IOTA Expedition will be active from Isla San Lorenzo IOTA SA-052 ARLHS PER-006 as OC0I
More information will be announced later
San Lorenzo has some archeological interest and includes artifacts of Incan and pre-Incan origin. It was used during the Battle of Callao as a burial place; its current under-use by the Peruvian Navy has led, in the first decades of the twenty-first century, to a new de facto status as an unlisted marine bioreserve, being the home to many creatures, notably scallops, seabirds, and sea lions.
The island never had permanent human occupation by their lack of freshwater sources. It was constantly visited by people of ancient Peru who used it as a cemetery. In fact in the mythology of ancient Peruvian central coast marine islands were related to the afterlife. The island was an important part in various stages of colonial Peruvian history, and for strengthening the independence of Peru and the Spanish-South American.
During colonial times, stones that were used to build various buildings like the old Presidio of Callao and the Royal Fortress Felipe were extracted from the quarries. It was also, eventually, home base for several English and Dutch pirates, as Francis Drake and Jacob Clerk, who raided the Callao. The latter died of plague along with some of his men and was buried on the island.
In 1866, in republican times, the Spanish Armada retreated to San Lorenzo after their defeat against the Peruvian forces in the Battle of Callao, on 2 May. There the Spanish repaired their ships and buried their dead before leaving the Peruvian coast.
Charles Darwin explored the island in 1835 looking at the geology and nature. Subsequently, between 1906 and 1907, Max Uhle made the first excavations at the southern tip of the island, finding metal objects and mummies in a pre-Hispanic cemetery in the Caleta de la Cruz, that corresponds to the end of Intermediate and Late Horizon (AD 900 to 1.532).
In 1912 the President Guillermo Billinghurst raised the proposal of building a dam with an island in Callao, an initial study being conducted by Dutch engineer J. Kraus in 1914. In 1958, the proposal was raised again by the Danish firm Christian & Nielsen, who put together a project that involved the transfer to the island to the fishing port and the creation of a new commercial port. The project did not materialize because of financial problems, lack of potable water and the impact that would have been caused on the island's wildlife.

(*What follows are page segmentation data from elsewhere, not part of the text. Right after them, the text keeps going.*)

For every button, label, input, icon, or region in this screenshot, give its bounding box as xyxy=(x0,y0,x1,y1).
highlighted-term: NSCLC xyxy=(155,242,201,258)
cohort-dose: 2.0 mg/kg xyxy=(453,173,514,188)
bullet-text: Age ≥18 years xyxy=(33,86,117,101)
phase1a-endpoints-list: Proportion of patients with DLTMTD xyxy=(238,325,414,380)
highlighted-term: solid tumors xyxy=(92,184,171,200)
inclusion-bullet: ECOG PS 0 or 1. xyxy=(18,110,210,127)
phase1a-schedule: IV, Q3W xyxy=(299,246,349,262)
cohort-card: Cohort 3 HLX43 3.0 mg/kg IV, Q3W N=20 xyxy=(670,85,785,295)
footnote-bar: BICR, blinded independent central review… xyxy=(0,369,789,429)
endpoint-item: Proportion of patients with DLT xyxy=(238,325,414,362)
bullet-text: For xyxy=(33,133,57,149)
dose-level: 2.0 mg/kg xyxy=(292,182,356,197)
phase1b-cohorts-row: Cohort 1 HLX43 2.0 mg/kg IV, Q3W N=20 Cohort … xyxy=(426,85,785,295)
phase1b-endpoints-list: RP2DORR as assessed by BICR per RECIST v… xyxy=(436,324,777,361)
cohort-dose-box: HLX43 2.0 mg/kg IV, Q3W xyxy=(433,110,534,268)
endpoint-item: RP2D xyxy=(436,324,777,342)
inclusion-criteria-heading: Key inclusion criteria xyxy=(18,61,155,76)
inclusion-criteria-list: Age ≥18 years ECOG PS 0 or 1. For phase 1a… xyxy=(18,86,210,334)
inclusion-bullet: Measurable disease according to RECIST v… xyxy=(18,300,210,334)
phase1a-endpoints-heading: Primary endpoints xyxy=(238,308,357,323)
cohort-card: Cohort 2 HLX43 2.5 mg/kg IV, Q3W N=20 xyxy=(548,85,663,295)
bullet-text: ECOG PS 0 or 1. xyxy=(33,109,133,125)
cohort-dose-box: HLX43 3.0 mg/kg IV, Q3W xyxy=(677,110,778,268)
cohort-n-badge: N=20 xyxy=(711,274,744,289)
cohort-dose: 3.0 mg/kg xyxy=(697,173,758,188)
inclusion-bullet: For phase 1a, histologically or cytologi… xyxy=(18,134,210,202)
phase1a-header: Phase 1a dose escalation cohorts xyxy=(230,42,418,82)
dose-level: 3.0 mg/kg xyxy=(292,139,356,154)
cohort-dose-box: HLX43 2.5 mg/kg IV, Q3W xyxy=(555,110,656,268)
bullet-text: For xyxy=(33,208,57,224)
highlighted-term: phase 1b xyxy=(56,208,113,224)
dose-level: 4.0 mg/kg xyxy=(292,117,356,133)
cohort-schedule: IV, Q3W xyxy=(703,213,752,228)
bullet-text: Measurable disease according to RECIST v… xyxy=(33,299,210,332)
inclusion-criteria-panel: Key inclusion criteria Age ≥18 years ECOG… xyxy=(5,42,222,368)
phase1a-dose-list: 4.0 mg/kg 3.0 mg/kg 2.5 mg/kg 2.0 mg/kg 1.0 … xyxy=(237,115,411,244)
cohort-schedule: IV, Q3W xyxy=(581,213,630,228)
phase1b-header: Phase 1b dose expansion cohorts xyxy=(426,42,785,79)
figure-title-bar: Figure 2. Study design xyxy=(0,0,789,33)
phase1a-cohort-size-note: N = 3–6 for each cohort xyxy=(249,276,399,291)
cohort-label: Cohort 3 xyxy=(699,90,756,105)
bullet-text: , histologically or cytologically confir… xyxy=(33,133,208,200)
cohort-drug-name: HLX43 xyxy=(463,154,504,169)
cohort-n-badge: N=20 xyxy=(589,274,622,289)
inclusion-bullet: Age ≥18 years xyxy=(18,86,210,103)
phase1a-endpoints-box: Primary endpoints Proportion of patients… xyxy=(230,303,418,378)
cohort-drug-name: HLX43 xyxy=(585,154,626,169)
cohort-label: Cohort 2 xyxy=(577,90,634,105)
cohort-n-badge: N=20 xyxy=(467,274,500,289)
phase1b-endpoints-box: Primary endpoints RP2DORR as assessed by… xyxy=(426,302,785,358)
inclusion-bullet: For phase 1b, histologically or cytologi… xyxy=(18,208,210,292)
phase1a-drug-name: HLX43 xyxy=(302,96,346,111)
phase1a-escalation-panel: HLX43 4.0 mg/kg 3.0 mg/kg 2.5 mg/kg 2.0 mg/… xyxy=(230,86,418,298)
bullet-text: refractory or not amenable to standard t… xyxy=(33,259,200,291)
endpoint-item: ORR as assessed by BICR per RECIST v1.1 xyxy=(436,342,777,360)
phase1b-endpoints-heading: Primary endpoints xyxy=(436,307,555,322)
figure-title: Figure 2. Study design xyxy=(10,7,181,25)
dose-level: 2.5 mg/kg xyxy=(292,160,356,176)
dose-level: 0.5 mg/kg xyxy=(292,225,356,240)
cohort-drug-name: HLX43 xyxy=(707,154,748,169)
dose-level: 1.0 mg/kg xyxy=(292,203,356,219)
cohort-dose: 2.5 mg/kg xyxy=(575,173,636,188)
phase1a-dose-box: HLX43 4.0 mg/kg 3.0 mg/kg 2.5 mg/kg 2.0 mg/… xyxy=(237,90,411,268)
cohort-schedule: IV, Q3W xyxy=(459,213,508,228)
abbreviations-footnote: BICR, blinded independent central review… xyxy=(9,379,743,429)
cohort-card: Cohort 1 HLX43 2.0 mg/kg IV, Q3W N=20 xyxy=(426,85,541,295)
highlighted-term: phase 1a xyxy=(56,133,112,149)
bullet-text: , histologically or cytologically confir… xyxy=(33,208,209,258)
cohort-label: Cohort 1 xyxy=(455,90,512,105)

In the first half of the 1990s, the naval base located on the island served as a temporary prison for the recently captured then leaders of the insurgent groups Shining Path and MRTA (Abimael Guzmán and Víctor Polay, respectively), as maximum security prisons were built for them.
In February 2010 the National Institute of Culture declared twenty existing archaeological monuments on the island "Cultural Patrimony of the Nation".